Tuesday, December 21, 2021

Abandoned Mouse Dwelling & Mallard

Early next year I plan to release a new Mouse Guard sketchbook titled "Alone Together". The majority of that material is inked commissions I did during last year's ONLINECON event. But to round out the sketchbook sometimes I need to generate some material of my own both to fill up pages and to add certain tone or subject for a thematic through line for the work in the book

To the left you can see one of those pieces finished and colored ready for a page in that sketchbook––and in this blogpost I'll break down the process to get there.


The idea for this piece came from a photo shared on a Twitter account that shares abandoned architecture. I thought I could do something fun with this dwelling if I just added a mouse and something for scale. Somehow my thinking lead me to a duck.

And while it wasn't until after I'd done the pencils that I included a Tiger Moth, I'm sharing my photo reference here at this step.

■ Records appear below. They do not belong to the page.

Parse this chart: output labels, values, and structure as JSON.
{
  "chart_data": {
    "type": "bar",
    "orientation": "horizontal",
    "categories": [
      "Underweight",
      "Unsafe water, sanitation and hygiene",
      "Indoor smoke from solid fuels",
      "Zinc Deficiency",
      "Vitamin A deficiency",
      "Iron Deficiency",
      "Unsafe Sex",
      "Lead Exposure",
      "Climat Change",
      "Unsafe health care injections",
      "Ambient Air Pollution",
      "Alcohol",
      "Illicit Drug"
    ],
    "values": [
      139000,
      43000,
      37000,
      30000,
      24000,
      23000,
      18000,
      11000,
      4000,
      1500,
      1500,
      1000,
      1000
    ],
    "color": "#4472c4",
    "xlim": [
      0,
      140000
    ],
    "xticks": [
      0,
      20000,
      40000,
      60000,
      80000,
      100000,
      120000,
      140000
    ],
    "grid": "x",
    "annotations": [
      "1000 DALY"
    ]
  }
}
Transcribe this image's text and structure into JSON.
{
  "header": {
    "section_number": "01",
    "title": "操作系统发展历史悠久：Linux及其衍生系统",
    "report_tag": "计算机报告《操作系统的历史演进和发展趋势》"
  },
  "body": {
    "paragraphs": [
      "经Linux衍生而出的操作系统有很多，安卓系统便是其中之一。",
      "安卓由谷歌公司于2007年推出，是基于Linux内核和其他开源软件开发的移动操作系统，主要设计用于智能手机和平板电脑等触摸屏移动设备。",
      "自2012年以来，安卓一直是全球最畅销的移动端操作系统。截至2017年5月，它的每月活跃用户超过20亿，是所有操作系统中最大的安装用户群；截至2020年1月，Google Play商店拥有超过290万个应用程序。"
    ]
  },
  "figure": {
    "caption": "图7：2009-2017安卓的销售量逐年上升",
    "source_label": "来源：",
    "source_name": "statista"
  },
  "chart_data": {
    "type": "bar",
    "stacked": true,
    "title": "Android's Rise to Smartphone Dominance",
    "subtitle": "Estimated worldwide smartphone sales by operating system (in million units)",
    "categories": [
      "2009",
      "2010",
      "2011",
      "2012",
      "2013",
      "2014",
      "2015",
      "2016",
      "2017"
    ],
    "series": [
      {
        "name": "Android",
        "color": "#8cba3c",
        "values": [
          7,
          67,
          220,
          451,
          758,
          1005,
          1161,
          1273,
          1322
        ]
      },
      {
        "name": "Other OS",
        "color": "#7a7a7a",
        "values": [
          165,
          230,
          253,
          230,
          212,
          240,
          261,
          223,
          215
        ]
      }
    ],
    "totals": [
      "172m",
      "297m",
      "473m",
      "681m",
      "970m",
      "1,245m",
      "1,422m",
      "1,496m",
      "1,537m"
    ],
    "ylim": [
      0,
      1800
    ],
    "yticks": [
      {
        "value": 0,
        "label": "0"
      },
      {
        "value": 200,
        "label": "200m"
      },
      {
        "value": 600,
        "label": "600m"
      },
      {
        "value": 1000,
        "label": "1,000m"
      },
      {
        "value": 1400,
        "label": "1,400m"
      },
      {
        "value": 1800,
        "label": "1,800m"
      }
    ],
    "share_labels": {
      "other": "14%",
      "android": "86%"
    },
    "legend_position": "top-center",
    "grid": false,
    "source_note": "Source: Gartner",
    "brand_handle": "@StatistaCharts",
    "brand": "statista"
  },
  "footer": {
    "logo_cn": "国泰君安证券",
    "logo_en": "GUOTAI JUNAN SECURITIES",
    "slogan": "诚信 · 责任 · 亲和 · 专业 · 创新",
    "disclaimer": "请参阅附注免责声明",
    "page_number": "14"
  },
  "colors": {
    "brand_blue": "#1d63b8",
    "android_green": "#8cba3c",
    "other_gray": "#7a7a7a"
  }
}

For the pencils I placed a printout of the architecture on my lightpad and started penciling my version of it on a clean sheet of copy paper. While this seems like simply tracing, I'm certainly focusing on details I want to include and avoiding others I don't care about. I'm also moving the paper around to condense and compress elements, and include new details. 

The duck was penciled separately and added in digitally in Photoshop, where I also quickly drew in my mouse explorer (who I decided after this stage needed a moth companion)

With the pencils sorted (Though I think I did go through one more round of edits on the above image before this step), I printed them out and taped that to the back of a sheet of Strathmore 300 series bristol. On my Huion lightpad, I was able to see through the bristol to the pencils so I could use them as reference while I inked the lines. I used Copic Multiliner SP pens (the 0.7 & 0.3 nibs).

I inked the piece on my Twitch stream and answered questions as I worked.



Once the piece was inked, I scanned in the original art and started the coloring process in Photoshop. In this process the goal is to color in all the color spaces with flat colors, no rendering, no texture, no lighting effects. This is so it's easy to grab any of these colors later on as you render them.

Some of my color choices were pre-determined by the photo reference, but I definitely shifted the hues all closer to a warmer yellow area than they strictly needed to be.


Below you can see the final colors all rendered withe the Dodge and Burn tools and ready for inclusion in the sketchbook I'll release next year.